Intan melangkah santai kembali ke arah swalayan, mengambil motornya. Dalam perjalanan pulang, pikirannya melayang pada masalah yang harus ia selesaikan. "Aku butuh motor sendiri," gumamnya, menyadari tidak mungkin selamanya meminjam motor Abraham. Namun, di atas segalanya, ia tahu ada hal yang jauh lebih penting yang menunggu untuk dipecahkan.
Setelah berkendara sejenak, Intan memutuskan untuk menepi di sebuah rest area kecil. Ia memarkirkan motornya, melepas helm, dan menarik napas panjang, menikmati udara malam yang segar. Melihat sekeliling, ia mendapati beberapa orang lainnya yang juga beristirahat di tempat itu. Tanpa terburu-buru, ia mengeluarkan sebatang rokok dari sakunya, menyalakannya dengan pemantik, dan menghisapnya perlahan. Pikiran-pikirannya berkecamuk, berusaha merangkai kepingan informasi yang ia miliki.

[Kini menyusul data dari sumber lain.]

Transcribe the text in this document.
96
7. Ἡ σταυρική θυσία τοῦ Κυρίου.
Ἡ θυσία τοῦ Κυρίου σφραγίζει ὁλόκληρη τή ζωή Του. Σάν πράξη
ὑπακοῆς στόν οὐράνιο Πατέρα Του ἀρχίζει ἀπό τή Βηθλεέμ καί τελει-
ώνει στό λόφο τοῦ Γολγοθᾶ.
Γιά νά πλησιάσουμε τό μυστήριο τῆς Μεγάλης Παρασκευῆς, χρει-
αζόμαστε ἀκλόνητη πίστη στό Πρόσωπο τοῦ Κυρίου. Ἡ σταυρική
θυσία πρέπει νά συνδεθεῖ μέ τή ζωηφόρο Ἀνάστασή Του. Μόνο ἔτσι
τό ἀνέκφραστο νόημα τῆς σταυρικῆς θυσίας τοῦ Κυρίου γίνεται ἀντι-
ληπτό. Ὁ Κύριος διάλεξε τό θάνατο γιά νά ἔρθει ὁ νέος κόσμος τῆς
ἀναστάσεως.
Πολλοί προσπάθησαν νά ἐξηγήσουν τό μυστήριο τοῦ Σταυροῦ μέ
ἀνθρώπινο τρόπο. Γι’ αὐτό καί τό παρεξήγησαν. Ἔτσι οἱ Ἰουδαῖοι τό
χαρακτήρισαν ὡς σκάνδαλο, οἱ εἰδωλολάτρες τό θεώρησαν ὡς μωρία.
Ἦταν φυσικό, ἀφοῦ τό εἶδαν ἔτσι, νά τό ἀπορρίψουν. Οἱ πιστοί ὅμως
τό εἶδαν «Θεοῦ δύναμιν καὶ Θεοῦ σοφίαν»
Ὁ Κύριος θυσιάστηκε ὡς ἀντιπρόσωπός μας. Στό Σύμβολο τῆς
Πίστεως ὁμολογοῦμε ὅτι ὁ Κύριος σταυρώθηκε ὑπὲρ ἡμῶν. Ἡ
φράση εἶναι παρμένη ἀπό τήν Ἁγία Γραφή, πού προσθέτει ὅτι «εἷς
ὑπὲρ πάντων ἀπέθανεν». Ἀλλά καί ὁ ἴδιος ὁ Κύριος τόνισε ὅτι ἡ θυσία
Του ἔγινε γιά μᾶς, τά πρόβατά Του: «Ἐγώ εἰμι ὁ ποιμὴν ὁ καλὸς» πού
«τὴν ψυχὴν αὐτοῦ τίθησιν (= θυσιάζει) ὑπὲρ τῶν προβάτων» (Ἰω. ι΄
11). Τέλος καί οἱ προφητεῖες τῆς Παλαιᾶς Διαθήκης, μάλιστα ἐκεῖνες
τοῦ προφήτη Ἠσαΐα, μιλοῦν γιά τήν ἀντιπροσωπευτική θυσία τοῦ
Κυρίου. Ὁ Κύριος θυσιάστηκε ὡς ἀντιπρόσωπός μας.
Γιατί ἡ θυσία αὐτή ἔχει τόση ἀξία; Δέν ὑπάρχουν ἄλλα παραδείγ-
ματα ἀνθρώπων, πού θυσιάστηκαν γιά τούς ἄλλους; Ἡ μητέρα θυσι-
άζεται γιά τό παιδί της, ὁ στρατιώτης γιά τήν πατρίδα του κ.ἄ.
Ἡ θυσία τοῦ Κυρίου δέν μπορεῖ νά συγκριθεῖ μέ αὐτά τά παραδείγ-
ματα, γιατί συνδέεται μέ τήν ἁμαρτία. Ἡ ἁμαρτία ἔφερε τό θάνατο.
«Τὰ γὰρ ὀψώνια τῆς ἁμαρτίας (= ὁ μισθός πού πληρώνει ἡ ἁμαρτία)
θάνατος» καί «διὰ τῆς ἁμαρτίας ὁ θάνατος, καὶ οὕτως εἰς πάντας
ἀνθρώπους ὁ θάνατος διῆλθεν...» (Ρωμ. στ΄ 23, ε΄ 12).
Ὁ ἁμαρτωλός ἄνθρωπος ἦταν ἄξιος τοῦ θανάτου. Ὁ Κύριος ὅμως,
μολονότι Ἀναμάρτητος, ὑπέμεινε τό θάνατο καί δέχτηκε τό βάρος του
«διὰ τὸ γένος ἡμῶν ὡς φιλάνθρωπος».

Namun, tanpa ia sadari, dari dalam sebuah mobil yang terparkir tidak jauh darinya, seorang pria mengawasi setiap gerakannya. Pria itu mengenali Intan; gadis yang dilihatnya dalam pertemuan yang tak terduga kemarin. Alis pria itu berkerut, penuh kecurigaan.
"Kenapa dia ada di sini lagi? Apa dia punya masalah... atau dia sengaja mencari tahu tentang aku?" bisik pria itu pada dirinya sendiri, tatapannya tak lepas dari sosok Intan yang sedang merokok dengan tenang.
Perlahan, kecurigaan pria itu berubah menjadi ketegangan. “Tidak mungkin ini hanya kebetulan. Jangan-jangan dia sudah melacak keberadaanku,” ucapnya, meraba-raba bawah kursinya, dan menarik keluar senjata api yang ia sembunyikan. Rencananya sudah terlalu lama disusun, dan dia takkan membiarkan siapapun merusaknya.
Saat itu, ponsel Intan berdering. Ia melihat layar, panggilan dari Windana. Intan segera membuang rokoknya, menginjaknya untuk mematikan bara, dan mengangkat telepon dengan nada suara yang tenang.
“Halo, iya Bunda, aku masih di jalan. Aku segera pulang,” jawab Intan, berusaha meyakinkan ibunya agar tidak khawatir. Setelah menutup panggilan, ia memasang kembali helmnya dan segera melajukan motor, meninggalkan rest area.
Di dalam mobil, pria itu memperhatikan dengan seksama gerak-gerik Intan yang nampak natural saat menerima telepon. Hatinya sedikit bimbang. "Apa aku terlalu curiga?" gumamnya pelan, tapi rasa waspada dalam dirinya masih tinggi. Sejenak ia berpikir, kemudian meraih ponsel dan menghubungi salah satu orang kepercayaannya.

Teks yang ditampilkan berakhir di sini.